Louis Fiaux, qui est sévère pour l’intransigeance de Thiers, rappelle que la Commission exécutive de la Commune interdit une réunion en faveur de la conciliation avec la motivation suivante : « (…)

« La réaction prend tous les masques ; aujourd'hui c'est celui de la conciliation. — La conciliation avec les chouans et les mouchards qui égorgent nos généraux et frappent nos prisonniers désarmés ! — La conciliation dans de telles circonstances, c'est trahison. »

La Commission exécutive de la Commune fut désapprouvée par des membres de la Commune pour avoir reçu les délégués conciliateurs de la Ligue d’union républicaine, et le lendemain, elle « faisait dire aux délégués qu'elle n'avait aucune réponse à faire à leurs propositions ».

Quant à Sempronius, il est encore plus virulent :

« Mais ce qui, plus que tout, pèsera éternellement sur la mémoire des hommes de la Commune, c'est la résistance qu'ils opposèrent invariablement à toute idée, à toute tentative de fusion [sic] et de conciliation avec le Gouvernement de l'Assemblée nationale. Refusant de reconnaître les comités, les ligues qui essayèrent de se constituer dans ce but, et supprimant méthodiquement tous les journaux qui osèrent élever la voix dans ce sens : La guerre civile à outrance, tel fut le dernier mot de leur politique ! »

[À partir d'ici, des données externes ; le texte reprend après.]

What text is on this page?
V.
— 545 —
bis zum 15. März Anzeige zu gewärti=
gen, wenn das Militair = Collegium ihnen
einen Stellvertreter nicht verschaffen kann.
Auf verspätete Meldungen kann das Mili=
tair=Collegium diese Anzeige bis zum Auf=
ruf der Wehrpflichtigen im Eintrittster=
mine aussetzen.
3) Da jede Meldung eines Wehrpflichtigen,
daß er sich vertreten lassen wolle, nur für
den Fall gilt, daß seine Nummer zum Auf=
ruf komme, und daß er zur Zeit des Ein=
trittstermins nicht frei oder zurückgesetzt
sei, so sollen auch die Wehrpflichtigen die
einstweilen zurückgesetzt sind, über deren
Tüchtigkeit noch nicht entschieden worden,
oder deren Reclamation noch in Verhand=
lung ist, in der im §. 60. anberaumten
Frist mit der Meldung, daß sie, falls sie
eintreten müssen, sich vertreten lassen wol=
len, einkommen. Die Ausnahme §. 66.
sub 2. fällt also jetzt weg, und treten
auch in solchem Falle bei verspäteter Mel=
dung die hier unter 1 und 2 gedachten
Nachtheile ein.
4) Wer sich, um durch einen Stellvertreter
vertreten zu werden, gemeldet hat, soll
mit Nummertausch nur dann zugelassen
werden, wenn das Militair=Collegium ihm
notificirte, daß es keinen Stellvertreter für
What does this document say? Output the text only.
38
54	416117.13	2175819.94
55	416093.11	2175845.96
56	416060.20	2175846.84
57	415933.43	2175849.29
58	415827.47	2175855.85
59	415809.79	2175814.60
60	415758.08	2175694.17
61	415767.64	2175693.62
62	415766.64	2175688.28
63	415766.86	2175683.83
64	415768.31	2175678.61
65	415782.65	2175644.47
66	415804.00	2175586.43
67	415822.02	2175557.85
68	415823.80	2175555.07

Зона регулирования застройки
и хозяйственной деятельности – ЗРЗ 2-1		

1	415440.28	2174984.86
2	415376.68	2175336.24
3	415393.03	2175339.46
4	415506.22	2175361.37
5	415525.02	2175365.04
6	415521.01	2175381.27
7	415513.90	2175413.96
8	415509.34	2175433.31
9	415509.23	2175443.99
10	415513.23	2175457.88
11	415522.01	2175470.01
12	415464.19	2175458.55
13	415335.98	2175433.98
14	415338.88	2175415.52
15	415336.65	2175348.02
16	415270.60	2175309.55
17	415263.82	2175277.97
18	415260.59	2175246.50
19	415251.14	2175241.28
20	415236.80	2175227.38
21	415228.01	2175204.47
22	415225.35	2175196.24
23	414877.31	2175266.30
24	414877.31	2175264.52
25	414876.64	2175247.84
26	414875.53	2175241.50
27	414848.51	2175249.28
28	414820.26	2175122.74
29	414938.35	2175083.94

Mais la même critique peut s’adresser à Thiers qui refusait toute conciliation à moins que Paris (la Commune) mette au préalable bas les armes.

 

 

L’ATTITUDE DE LA FRANC-MAÇONNERIE

 

 

 

Pourtant, la Commune a soutenu la tentative de conciliation des francs-maçons –  mais le conseil de la Commune comportait de nombreux francs-maçons et les maçons* qui avaient pris l’initiative de la démarche de conciliation ne cachaient pas leur sympathie pour la Commune – ce qui indisposait les francs-maçons moins engagés.

                                                                                                         * Parmi les Communards francs-maçons, il est habituel de citer Jules Vallès, mais celui-ci a exprimé sur la franc-maçonnerie des opinions très critiques, regrettant son adhésion. Le dictionnaire Maitron, à l'article Thirifocq  (voir plus loin) donne une liste impressionnante de francs-maçons ayant participé à la Commune ou sympathisé avec elle (mais il n'est pas certain que tous étaient maçons à cette date : par exemple on sait que Louise Michel adhéra à la franc-maçonnnerie en 1904, au sein de la loge  La Philosophie Sociale de la Grande Loge Symbolique Ecossaise «maintenue et mixte», une petite obédience éphémère composée de deux loges dissidentes, et la seule, avec Le Droit humain, à admettre les femmes à l'époque; cf. article du blog de J-L. Turbet, Louise Michel franc-maçonne. - Le Blog des Spiritualités (jlturbet.net). 

 

Tout en étant conscient des travers du personnage, il est amusant de lire ce qu’écrit Cluseret dans ses mémoires à propos des francs-maçons :

« Cette institution, présidée par des Princes* et qui affecte de bannir la politique de son sein, dont les travaux les plus sérieux sont des travaux gastronomiques, m'inspire une confiance limitée. J'ai toujours refusé d'en faire partie, la considérant comme une véritable souricière ».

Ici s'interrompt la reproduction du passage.